A dream come untrue | india | Hindustan Times
Today in New Delhi, India
Apr 21, 2018-Saturday
New Delhi
  • Humidity
  • Wind

A dream come untrue

The grounding of the Dreamliners is bad news for Air India, which was banking on them for its turnaround.

india Updated: Jan 20, 2013 22:44 IST

Air India's plans to fly out of the red may be delayed by its six Dreamliners sitting on the tarmac as investigators check onboard battery systems that are at risk of overheating. Boeing introduced the 787, its greenest jetliner that consumes 20% less fuel than comparable long-range wide-bodied aircraft, in 2011. The Dreamliner is a creature of significant innovations in aircraft manufacturing and a few bugs, it is to be expected, can only be fixed after the world's most technologically advanced jet logs some commercial miles. Air India's six are part of the 50 787s grounded across the globe and the carrier along with others can reasonably expect Boeing to compensate it for the losses it suffers on account of disrupted services.

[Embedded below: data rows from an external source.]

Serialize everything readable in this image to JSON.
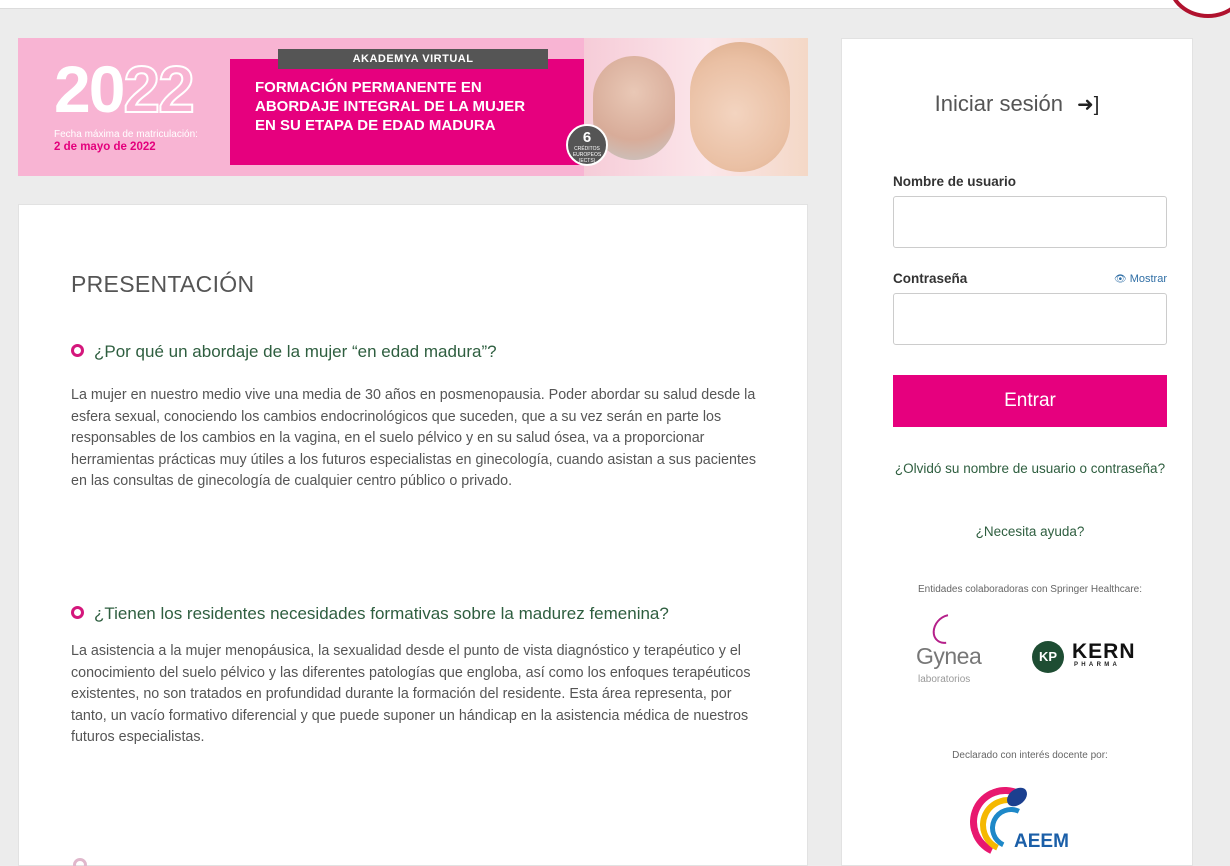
{
  "banner": {
    "year_part1": "20",
    "year_part2": "22",
    "deadline_label": "Fecha máxima de matriculación:",
    "deadline_date": "2 de mayo de 2022",
    "brand": "AKADEMYA VIRTUAL",
    "title_line1": "FORMACIÓN PERMANENTE EN",
    "title_line2": "ABORDAJE INTEGRAL DE LA MUJER",
    "title_line3": "EN SU ETAPA DE EDAD MADURA",
    "credits_number": "6",
    "credits_text": "CRÉDITOS EUROPEOS (ECTS)"
  },
  "main": {
    "heading": "PRESENTACIÓN",
    "sections": [
      {
        "question": "¿Por qué un abordaje de la mujer “en edad madura”?",
        "body": "La mujer en nuestro medio vive una media de 30 años en posmenopausia. Poder abordar su salud desde la esfera sexual, conociendo los cambios endocrinológicos que suceden, que a su vez serán en parte los responsables de los cambios en la vagina, en el suelo pélvico y en su salud ósea, va a proporcionar herramientas prácticas muy útiles a los futuros especialistas en ginecología, cuando asistan a sus pacientes en las consultas de ginecología de cualquier centro público o privado."
      },
      {
        "question": "¿Tienen los residentes necesidades formativas sobre la madurez femenina?",
        "body": "La asistencia a la mujer menopáusica, la sexualidad desde el punto de vista diagnóstico y terapéutico y el conocimiento del suelo pélvico y las diferentes patologías que engloba, así como los enfoques terapéuticos existentes, no son tratados en profundidad durante la formación del residente. Esta área representa, por tanto, un vacío formativo diferencial y que puede suponer un hándicap en la asistencia médica de nuestros futuros especialistas."
      }
    ]
  },
  "login": {
    "title": "Iniciar sesión",
    "title_icon": "sign-in-icon",
    "username_label": "Nombre de usuario",
    "username_value": "",
    "password_label": "Contraseña",
    "password_value": "",
    "show_password": "Mostrar",
    "submit": "Entrar",
    "forgot_link": "¿Olvidó su nombre de usuario o contraseña?",
    "help_link": "¿Necesita ayuda?",
    "sponsors_label": "Entidades colaboradoras con Springer Healthcare:",
    "declared_label": "Declarado con interés docente por:"
  },
  "sponsors": {
    "gynea_name": "Gynea",
    "gynea_sub": "laboratorios",
    "kern_name": "KERN",
    "kern_sub": "PHARMA",
    "aeem_name": "AEEM"
  },
  "colors": {
    "accent": "#e6007e",
    "link": "#2e5e3f",
    "background": "#ececec"
  }
}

The Cabinet had last April cleared the purchase of 27 Dreamliners in an effort to turn the bleeding State-owned airline around. This was part of a larger package in which the government committed itself to pump in R30,000 crore of equity over eight years on condition that the airline began a long and painful journey to profitability. The government also agreed to stand guarantee to a rollover of Air India's debts, principally to pay oil companies, airports and its staff. The lifeline was structured to park two-thirds of the bloated airline's 30,000 workers in ground handling and maintenance subsidiaries, fly only one empty seat in every four in its fleet and reach destinations on time nine times out of ten. The bigger fleet and extra cash were intended for Air India to earn Rs 5,000 crore more and run on Rs 4,000 crore less every year. To do this, the airline must cart 17 million people in 2015. If it pulls it off, Air India could fly out of the red as early as 2017.

The Dreamliner sat very well in this scheme of things. It costs significantly less to operate and Air India had managed to fly them three-fourths full on six lucrative international and domestic routes. A safety audit of the jets when more of them had been delivered to Air India would have been a bigger setback for the airline.